American schools typically try to teach students to have a "well-rounded" education. Afterwards, it is up to students and their parents to decide what college to go to. However, we also have trade schools (which are colleges for learning how to be electricians, etc). It is no different in homeschooling, except that alot of homeschoolers start college earlier than traditional highschool students (though some public students choose to take highschool courses that offer college credits). Typically, it is just as easy for homeschool students to enter a college as for those who are otherwise schooled.
 
I learned all of my english at home, for example

Me too :D I learned english at the age of 5 or 6 when my sister had english books from school. They were partly black and white and partly colored. So I thought it was a color book and nicely colored all black and white pics and started to read them and learned the basics :D My sister wasn't aso happy with my colorful results though :p
 
That's hilarious! But how smart you were to learn English by yourself from a school book!

Digressing ... for Xmas my husband and I got Rosetta Stone CD's that are supposed to teach us Spanish on our computers. Can't wait to get started!
 
American schools typically try to teach students to have a "well-rounded" education.
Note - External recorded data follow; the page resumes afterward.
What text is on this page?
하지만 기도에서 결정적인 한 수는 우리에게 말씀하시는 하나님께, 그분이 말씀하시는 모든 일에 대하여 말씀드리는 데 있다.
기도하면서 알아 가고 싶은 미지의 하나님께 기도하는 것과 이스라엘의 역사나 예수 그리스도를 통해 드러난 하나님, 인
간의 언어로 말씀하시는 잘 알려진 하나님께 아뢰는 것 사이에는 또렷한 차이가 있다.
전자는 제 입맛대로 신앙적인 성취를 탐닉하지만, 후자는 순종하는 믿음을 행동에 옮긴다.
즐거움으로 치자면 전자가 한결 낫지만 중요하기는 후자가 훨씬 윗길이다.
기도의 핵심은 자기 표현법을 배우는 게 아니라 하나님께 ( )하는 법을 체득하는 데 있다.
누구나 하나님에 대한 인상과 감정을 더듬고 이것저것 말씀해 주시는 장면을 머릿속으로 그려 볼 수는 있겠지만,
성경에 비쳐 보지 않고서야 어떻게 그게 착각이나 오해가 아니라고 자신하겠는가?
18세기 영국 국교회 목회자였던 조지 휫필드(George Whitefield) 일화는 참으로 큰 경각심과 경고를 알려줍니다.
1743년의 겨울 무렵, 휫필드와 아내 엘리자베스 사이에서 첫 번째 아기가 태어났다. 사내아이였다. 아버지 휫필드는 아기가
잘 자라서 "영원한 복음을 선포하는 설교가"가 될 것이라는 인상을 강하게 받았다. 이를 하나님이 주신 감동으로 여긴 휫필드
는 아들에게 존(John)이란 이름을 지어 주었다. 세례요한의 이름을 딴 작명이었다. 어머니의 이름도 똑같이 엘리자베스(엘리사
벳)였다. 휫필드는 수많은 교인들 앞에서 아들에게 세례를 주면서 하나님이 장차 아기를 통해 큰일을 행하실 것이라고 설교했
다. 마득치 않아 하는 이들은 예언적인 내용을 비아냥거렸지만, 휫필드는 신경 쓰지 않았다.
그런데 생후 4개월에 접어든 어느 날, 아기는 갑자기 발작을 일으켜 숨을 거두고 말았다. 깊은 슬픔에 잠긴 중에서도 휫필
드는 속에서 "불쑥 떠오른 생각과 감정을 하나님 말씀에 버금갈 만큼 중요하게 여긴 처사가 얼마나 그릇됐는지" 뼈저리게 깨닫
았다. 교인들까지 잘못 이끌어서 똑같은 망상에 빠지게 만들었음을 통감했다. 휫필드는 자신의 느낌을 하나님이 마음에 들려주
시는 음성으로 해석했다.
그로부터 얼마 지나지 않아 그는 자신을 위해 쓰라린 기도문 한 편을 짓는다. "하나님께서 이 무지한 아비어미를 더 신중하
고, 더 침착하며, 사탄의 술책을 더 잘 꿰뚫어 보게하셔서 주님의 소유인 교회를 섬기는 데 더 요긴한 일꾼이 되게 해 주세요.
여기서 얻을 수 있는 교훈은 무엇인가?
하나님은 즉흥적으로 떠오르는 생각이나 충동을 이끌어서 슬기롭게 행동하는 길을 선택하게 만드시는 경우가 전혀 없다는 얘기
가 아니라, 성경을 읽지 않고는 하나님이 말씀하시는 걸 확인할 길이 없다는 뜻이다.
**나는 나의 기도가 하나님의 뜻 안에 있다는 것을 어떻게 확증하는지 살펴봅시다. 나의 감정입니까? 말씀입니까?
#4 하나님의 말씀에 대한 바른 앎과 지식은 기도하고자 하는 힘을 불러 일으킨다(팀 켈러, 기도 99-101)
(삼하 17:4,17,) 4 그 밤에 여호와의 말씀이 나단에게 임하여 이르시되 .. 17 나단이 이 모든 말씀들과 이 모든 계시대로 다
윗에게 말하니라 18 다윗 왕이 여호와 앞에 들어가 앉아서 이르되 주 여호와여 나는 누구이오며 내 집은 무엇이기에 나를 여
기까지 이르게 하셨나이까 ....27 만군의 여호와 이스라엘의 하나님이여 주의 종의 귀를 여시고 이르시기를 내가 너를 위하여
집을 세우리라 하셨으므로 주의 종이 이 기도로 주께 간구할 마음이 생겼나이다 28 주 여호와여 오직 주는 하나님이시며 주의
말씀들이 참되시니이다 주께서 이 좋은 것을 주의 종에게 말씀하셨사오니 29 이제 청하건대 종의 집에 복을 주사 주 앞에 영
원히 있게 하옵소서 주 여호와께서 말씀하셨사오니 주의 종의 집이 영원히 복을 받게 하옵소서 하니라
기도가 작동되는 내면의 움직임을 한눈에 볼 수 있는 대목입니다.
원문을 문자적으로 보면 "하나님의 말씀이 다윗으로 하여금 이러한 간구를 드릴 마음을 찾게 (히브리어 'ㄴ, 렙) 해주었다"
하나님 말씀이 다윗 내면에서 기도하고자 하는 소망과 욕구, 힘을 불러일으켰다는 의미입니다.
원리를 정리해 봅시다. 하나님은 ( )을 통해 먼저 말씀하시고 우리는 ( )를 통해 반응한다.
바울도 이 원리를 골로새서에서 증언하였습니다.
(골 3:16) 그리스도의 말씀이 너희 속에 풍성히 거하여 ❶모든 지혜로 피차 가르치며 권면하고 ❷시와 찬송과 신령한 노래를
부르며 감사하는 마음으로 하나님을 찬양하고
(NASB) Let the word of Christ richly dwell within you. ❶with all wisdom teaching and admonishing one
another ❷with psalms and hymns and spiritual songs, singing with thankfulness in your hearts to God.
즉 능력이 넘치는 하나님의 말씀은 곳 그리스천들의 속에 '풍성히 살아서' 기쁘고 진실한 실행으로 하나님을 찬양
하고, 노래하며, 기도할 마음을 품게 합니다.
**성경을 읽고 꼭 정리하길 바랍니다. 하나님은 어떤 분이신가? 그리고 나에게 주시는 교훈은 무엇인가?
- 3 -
Afterwards, it is up to students and their parents to decide what college to go to. However, we also have trade schools (which are colleges for learning how to be electricians, etc). It is no different in homeschooling, except that alot of homeschoolers start college earlier than traditional highschool students (though some public students choose to take highschool courses that offer college credits). Typically, it is just as easy for homeschool students to enter a college as for those who are otherwise schooled.

Ahh, okey, then I understand. We typically have two years of high-school education on different subjects, like electricians, or people who wants to do college after high-school... The people who chooses to do two years of something practical has to do an apprenticeship in a company after that. Thanks; cleared it up for me! ;)
 
I've been homeschooled all my life and I enjoy it. But I have to say if it were my choice I would go to public school for high school.